Huge29 likes coins.... *\-\* *\-\*


----------



## jahan (Sep 7, 2007)

Come on people lets get some votes going here. Where is that **** cheer leading banana, there it is. -*|*- *(())*


----------



## Huge29 (Sep 17, 2007)

LOL, those are pretty dang funny! I will have to go with 1, but will it be legible when smaller?


----------



## jahan (Sep 7, 2007)

Huge29 said:


> LOL, those are pretty dang funny! I will have to go with 1, but will it be legible when smaller?


Probably not, but oh well. :lol: We will let this poll run to next week then we will see what the winner is. I was looking for some funny ones, but there was a lot of angry hateful ones, it was hard to find clean ones.


----------



## Huge29 (Sep 17, 2007)

I did find this ridiculous one;pregnant belly one
http://summit600.blogspot.com/
Of course, the same gal had this pic on her blog too; a whole lot bigger than mine  deer pic on the bottom of the page


----------



## FROGGER (Oct 1, 2007)

Huge29 said:


> I did find this ridiculous one;pregnant belly one
> http://summit600.blogspot.com/
> Of course, the same gal had this pic on her blog too; a whole lot bigger than mine  deer pic on the bottom of the page


SO she roots for the UTES and has a bigger deer, you may need counsuling... :wink:


----------



## LOAH (Sep 29, 2007)

Dang it! 

I'm sorry, Jahan. I didn't realize you'd already posted the turnover thing.  

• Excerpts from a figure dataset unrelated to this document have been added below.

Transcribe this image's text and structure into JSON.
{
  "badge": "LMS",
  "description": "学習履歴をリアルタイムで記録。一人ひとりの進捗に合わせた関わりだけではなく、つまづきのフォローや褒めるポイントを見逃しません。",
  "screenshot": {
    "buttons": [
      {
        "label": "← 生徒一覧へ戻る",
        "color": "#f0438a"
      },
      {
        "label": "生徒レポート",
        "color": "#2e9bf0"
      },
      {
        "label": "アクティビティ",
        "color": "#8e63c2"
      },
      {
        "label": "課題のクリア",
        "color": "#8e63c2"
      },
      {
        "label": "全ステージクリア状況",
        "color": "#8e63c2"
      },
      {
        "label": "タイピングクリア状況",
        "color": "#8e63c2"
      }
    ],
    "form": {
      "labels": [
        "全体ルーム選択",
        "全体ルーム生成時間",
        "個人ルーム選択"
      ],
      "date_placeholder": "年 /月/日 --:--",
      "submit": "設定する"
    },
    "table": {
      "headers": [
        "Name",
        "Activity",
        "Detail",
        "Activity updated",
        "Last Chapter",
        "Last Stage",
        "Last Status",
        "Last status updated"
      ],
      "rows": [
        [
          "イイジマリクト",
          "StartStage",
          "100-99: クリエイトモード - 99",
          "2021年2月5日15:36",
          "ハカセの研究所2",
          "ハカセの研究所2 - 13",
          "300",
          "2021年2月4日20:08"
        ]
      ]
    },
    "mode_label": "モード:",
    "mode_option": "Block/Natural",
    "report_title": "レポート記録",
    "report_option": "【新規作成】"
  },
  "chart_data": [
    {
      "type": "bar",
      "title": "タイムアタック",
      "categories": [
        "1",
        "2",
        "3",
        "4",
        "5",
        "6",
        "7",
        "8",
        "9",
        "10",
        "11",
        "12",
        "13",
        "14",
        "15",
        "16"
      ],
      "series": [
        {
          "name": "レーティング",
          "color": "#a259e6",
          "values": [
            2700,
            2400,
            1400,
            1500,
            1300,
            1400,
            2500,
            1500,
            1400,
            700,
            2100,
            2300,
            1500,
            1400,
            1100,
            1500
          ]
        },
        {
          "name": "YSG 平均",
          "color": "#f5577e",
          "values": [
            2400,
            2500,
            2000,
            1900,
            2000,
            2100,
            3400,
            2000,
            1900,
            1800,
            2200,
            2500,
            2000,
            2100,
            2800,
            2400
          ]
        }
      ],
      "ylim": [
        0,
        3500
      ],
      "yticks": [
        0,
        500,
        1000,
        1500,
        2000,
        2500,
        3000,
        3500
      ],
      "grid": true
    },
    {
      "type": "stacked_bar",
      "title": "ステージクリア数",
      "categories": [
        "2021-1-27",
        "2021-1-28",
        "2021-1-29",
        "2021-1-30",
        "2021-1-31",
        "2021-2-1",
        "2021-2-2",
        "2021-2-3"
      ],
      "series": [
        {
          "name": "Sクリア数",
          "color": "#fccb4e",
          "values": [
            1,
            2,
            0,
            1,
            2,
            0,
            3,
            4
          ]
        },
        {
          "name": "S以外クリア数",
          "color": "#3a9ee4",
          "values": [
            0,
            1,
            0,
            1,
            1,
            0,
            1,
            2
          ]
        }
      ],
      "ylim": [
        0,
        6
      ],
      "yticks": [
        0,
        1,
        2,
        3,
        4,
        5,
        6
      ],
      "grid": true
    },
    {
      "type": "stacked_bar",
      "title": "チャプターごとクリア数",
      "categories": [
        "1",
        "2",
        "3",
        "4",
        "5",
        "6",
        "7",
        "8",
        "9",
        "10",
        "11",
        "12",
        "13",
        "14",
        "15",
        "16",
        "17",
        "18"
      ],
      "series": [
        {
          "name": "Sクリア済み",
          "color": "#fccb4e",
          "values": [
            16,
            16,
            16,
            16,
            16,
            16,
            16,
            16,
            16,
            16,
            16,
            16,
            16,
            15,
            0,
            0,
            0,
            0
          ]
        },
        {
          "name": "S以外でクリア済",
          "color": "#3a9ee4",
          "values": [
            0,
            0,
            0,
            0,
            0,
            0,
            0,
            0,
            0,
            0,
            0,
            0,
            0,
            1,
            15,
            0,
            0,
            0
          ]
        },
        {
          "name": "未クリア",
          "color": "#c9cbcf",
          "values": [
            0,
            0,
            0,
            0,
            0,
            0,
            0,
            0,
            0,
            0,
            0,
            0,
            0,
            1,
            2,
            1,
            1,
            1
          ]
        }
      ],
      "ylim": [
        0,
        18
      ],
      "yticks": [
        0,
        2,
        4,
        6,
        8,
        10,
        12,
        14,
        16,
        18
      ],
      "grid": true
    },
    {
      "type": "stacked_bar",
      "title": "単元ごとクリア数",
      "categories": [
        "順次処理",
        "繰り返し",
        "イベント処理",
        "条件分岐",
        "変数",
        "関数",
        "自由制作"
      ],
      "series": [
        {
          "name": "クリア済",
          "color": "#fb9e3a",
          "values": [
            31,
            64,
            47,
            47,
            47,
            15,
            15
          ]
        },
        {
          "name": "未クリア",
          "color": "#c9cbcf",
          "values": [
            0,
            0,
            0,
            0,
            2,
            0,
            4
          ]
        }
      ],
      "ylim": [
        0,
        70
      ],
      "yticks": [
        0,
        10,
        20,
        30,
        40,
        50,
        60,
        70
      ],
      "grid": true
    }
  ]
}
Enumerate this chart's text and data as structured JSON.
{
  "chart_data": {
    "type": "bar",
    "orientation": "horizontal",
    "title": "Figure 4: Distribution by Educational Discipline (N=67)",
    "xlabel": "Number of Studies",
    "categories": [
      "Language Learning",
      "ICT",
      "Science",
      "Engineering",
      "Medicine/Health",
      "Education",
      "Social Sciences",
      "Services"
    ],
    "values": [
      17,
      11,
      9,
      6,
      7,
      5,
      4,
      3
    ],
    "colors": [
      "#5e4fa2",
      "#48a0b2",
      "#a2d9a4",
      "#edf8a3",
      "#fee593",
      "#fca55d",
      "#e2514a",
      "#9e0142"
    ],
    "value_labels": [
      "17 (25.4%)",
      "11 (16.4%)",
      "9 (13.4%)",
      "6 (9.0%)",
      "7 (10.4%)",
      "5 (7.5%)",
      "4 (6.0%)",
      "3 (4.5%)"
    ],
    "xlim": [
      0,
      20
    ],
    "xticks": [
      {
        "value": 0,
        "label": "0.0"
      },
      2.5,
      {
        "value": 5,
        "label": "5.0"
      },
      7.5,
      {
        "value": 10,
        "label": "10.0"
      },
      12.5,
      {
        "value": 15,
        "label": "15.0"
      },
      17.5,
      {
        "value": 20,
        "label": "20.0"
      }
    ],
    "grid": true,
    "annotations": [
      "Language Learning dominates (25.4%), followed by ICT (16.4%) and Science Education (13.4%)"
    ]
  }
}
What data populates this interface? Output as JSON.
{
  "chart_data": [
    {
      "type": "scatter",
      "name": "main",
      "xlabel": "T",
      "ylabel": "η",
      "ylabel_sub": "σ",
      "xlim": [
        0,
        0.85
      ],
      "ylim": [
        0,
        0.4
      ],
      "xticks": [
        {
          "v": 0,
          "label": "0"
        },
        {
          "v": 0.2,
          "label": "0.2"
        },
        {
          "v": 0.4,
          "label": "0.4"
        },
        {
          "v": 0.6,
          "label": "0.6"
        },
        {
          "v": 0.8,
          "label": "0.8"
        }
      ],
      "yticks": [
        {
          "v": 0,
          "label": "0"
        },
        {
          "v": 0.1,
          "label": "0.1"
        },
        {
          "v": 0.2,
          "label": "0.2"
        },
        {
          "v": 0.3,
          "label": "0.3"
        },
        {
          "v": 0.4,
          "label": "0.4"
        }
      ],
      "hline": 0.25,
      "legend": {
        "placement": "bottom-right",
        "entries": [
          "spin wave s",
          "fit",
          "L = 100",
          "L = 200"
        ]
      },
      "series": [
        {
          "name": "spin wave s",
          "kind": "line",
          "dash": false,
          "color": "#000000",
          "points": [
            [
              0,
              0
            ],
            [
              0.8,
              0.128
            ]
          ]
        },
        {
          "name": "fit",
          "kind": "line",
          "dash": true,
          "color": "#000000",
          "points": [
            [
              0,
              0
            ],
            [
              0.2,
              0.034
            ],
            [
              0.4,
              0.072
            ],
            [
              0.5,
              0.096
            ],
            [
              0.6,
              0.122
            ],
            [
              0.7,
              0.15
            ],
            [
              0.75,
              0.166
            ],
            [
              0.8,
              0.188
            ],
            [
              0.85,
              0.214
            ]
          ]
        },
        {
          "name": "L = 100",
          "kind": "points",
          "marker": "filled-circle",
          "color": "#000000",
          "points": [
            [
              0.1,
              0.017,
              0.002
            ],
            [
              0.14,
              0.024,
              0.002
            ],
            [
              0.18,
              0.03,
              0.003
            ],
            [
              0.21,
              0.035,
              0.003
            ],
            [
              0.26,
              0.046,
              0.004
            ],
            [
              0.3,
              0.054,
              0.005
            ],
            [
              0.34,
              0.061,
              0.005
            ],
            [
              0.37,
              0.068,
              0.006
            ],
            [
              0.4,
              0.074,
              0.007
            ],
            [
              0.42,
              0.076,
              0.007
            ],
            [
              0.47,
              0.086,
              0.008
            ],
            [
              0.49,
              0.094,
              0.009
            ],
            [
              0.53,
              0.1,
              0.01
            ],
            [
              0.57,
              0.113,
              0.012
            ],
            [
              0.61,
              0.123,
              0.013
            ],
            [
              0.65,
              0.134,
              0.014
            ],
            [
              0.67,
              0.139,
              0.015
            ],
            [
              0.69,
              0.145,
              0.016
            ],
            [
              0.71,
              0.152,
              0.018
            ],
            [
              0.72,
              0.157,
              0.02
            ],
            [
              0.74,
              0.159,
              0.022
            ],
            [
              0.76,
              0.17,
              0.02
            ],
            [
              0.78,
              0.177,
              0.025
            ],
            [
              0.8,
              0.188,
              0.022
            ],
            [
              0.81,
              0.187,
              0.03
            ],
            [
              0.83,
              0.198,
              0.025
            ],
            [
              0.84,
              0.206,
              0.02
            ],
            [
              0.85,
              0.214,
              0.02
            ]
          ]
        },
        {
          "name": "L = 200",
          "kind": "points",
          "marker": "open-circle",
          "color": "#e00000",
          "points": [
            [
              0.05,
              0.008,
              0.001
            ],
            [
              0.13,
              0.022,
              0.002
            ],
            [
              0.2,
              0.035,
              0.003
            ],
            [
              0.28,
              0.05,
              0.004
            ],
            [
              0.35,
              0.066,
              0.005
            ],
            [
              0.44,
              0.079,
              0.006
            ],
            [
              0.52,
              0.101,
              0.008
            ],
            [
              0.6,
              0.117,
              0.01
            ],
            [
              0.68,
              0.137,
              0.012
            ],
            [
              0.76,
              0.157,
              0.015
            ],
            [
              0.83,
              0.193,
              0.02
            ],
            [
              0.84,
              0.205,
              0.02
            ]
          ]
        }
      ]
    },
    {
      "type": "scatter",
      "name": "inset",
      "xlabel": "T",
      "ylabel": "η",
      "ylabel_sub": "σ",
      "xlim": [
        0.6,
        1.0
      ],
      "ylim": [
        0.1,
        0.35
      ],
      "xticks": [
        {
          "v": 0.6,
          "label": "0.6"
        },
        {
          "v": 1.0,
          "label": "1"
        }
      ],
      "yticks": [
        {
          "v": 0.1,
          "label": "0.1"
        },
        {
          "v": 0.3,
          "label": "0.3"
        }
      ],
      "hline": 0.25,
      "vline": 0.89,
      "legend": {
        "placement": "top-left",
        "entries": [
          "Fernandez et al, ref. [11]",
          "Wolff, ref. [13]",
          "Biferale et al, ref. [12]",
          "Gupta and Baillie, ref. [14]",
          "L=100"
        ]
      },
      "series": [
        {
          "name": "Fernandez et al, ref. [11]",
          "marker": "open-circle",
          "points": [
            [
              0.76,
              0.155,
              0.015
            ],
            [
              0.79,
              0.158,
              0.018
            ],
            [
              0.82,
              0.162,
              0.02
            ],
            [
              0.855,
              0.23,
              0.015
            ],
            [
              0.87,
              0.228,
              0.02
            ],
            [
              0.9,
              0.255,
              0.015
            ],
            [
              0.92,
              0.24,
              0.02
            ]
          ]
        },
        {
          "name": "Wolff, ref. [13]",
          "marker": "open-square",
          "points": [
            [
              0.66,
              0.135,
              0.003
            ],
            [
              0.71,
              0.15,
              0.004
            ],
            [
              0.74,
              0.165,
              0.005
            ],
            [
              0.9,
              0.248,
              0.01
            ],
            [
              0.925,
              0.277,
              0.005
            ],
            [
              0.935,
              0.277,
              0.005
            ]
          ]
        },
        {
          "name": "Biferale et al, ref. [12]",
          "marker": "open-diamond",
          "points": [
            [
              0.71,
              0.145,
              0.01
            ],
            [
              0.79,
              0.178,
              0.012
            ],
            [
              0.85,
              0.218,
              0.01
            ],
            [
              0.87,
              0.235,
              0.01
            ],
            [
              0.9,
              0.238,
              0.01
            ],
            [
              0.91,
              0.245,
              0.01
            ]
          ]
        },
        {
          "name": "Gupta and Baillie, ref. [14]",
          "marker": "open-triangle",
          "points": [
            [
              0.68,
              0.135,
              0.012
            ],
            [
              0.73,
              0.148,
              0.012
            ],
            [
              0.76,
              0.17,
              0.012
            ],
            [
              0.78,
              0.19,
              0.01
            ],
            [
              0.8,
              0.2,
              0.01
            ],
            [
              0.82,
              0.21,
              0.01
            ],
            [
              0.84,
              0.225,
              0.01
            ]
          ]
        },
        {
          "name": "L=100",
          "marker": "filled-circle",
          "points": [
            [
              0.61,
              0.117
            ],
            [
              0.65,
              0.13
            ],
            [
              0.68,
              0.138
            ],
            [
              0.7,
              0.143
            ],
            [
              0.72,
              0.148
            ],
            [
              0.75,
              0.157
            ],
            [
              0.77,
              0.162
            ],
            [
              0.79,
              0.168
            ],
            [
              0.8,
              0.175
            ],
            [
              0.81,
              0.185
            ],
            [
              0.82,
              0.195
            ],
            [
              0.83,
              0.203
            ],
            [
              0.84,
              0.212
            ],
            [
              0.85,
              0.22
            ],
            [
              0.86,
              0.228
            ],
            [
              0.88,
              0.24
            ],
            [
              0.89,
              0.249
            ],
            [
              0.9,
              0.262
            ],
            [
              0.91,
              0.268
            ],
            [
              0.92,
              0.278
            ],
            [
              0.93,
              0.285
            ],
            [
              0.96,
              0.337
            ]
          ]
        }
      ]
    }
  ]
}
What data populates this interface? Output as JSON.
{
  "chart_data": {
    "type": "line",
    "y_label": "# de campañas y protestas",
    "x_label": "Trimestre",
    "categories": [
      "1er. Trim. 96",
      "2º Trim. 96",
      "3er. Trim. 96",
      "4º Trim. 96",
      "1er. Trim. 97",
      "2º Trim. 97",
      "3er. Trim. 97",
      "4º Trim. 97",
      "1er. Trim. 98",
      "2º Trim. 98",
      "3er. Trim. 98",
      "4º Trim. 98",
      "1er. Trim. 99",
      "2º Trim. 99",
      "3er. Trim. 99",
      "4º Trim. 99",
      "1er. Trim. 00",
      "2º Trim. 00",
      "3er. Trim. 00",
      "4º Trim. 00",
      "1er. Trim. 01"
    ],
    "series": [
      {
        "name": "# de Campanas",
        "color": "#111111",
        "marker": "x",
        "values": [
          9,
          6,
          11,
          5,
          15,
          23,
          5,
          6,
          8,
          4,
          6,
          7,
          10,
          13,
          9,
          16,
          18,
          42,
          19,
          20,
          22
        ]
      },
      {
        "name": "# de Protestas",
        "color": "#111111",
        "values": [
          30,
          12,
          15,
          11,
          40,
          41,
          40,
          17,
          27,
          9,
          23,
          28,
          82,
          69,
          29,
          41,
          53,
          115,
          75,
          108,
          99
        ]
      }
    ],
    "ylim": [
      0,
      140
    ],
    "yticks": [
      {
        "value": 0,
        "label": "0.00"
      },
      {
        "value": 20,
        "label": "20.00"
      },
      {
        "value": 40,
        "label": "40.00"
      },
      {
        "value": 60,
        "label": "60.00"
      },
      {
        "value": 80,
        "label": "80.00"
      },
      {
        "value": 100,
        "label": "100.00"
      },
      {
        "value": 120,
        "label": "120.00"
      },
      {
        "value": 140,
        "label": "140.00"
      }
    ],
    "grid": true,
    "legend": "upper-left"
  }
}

The turnover avatar would be quite appropriate.


----------



## waltny (Sep 8, 2007)

Hey huge, do you want me to donate my avatar to you?


----------



## jahan (Sep 7, 2007)

Well Huge, it looks like a few people have voted and it is the Turnover avatar. Do you want me to make it into an avatar or are you going to?


----------